FREAK, Logjam, DROWN All a Result of Weaknesses Demanded By US Gov't

itwbennett writes: You need look no further than the FREAK and Logjam attacks in 2015 and the DROWN attack announced just this week to get a sense of 'the dangers of deliberately weakening security protocols by introducing backdoors or other access mechanisms like those that law enforcement agencies and the intelligence community are calling for today,' writes Lucian Constantin. But this isn't a new problem. 'One approach [the government] used throughout the 1990s [to keep encryption under its control] was to enforce export controls on products that used encryption by limiting the key lengths, allowing the National Security Agency to easily decrypt foreign communications,' says Constantin. 'This gave birth to so-called 'export-grade' encryption algorithms that have been integrated into cryptographic libraries and have survived to this day.'

What about "Import Grade"

[Archangel+Michael]

The way around the stupid laws that do not protect anyone from anything, is to import crypto from outside the US that is better and more robust than the stupid crippled versions mandated by US Law.

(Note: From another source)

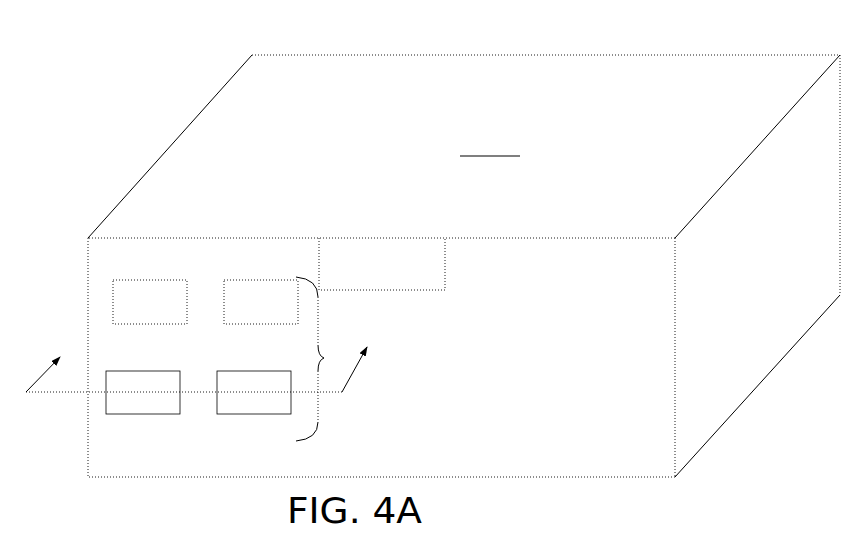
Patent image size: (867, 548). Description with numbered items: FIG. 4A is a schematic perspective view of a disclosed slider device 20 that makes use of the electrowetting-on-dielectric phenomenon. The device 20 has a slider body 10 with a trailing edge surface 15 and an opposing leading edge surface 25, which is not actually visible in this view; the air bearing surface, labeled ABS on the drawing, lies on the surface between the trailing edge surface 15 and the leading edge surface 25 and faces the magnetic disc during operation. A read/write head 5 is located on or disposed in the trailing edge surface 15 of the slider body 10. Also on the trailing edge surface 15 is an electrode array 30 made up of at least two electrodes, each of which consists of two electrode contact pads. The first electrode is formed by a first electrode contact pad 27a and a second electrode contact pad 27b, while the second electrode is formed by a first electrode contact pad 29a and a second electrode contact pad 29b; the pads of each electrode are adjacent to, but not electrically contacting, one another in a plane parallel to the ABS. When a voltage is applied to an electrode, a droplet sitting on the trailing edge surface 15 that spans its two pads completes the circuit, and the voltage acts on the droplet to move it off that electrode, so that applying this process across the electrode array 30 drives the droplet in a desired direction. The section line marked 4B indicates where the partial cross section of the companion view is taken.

Re:What about "Import Grade"

[Bert64]

No, but would you necessarily trust the US government either...
The difference is that the US government has more reason to spy on a random US citizen then a foreign government does, and are more likely to do something with the information.
If you're going to use something thats backdoored, better to have it backdoored by someone who has no interest in you.

Re:Warrant canary

[Bugler412]

that works until the next precedent setting court case that determines that failing to update the warrant canary is a form of communication prohibited by the gag order due to the intent of the operator. Coming soon to a federal court near you I'm sure.